Literary Interpretation on Property, Civilization, and Dehumanization

    Civilization is a complicated construct. At the end of the day, that’s all it really is, though– a construct. Even so, we abide by the rules of our societies as absolute for fear of being an outcast or being punished. With entirely different standards, rules, and often moral compasses, how do two different civilizations, especially when they speak different languages, interact? What happens when they initiate a dispute? More specifically, how does one decide complicated exchanges like the possession of property or land, especially when one civilization was there first? Grenville’s The Secret River details this discrepancy and confusion under the all too real colonization of Australian Aboriginal communities by European settlers.

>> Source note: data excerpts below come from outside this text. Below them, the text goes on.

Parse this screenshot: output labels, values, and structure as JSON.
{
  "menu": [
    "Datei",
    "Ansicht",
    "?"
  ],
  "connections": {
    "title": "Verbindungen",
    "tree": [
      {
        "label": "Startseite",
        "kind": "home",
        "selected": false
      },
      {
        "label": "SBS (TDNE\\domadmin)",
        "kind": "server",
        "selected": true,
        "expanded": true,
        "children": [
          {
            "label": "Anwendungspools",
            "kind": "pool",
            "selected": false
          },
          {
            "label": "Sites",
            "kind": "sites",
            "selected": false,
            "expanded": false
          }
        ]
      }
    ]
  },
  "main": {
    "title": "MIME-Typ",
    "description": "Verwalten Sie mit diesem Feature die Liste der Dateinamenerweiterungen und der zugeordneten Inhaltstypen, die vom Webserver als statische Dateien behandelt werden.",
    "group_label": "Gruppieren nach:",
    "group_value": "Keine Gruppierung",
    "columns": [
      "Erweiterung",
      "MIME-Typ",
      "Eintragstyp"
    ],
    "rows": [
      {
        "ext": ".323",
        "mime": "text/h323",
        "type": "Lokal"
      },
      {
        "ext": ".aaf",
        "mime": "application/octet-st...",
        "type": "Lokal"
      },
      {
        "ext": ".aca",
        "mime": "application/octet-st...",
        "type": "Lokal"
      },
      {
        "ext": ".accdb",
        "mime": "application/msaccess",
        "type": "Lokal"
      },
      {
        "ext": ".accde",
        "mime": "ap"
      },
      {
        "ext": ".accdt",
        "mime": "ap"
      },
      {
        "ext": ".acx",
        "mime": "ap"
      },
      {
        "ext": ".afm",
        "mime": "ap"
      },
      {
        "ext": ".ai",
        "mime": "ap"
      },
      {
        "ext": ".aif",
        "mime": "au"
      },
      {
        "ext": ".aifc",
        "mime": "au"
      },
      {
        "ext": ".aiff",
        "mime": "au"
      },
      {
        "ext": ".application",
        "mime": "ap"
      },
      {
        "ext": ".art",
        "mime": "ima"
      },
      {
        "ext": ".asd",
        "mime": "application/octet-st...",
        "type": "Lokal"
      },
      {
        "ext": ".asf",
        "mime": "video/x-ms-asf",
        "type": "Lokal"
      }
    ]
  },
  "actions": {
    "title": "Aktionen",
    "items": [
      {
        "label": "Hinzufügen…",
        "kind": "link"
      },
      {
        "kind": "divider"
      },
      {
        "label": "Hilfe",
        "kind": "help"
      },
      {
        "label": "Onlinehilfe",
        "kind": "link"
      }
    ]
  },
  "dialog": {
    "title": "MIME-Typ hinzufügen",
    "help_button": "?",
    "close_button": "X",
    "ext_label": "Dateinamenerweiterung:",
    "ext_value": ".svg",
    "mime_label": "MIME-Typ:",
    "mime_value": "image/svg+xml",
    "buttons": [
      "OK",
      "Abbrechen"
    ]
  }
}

    Though we mainly follow the perspective of Thornhill and his family, most of the settler characters show no real care or consideration of Aboriginal property. Before landing, the main mindset is that they deserve to take whatever they please. But why? The answer lies in that construct of civilization mentioned before. The Aboriginal population is different in so many ways to the European settlers. Their appearance features a nigh-opposite skin tone, they wear less clothes, speak a different language, and live completely differently with less technology, though they are often more resourceful like being able to start a fire without flint. These differences make it easy for someone who has only lived around white, English speakers their entire lives to look at Aboriginals as not only different, but lesser. Dehumanization is the often unspoken justification for these unspeakable acts that would otherwise not have happened if the victim looked and acted more like the oppressor. Combine this with almost an entire society that feels the same way, the cognitive dissonance melds with facts in the mind of the settlers. Dehumanization is a two way street– while the settlers picture the Aboriginals as less than human, they simultaneously lose their humanity in their unspeakable acts of genocide and colonialism. The principles of “ain’t nothing in this world just for the taking” (Grenville 108) suddenly don’t apply to those outside of the social construct by which they live and die.

    The settlers cannot fathom the idea that the Aboriginals own property because it does not fit with their traditional ideas of property, an unfair assessment when the Aboriginals had no way of knowing and were there first. This passage summarizes it best when Thornhill states that “There were no signs that the blacks felt the place belonged to them. They had no fences that said this is mine. No house that said, this is our home. There were no fields or flocks that said, we have put the labour of our hands into this place” (96). These ideas are intrinsically meaningless in terms of deciding who has the right to live where, but because the settlers have brought a colonialist perspective to a completely different group of people. Thornhill’s perspective proves to be hypocritical in claiming “his own air,” simply “by virtue of his foot standing on it” (137). He says that “It was astonishing how little it took to own a piece of the earth,” (138) not granting these rights to the Aboriginals who did the same thing by way of seeing them as lesser. It is only until the end of the book that he begins to realize that they bleed the same blood, and that they are just people who happen to be different. At this point it is too late, and instead of dehumanizing them, he must live with the guilt and the knowledge that the colonized land will never be his real home like it was for the Aboriginal people that he helped massacre– the Aboriginal, Jack, asserting that the land is “me, my place,” with no care about the papers that “proved it was [Thornhill's]” (344).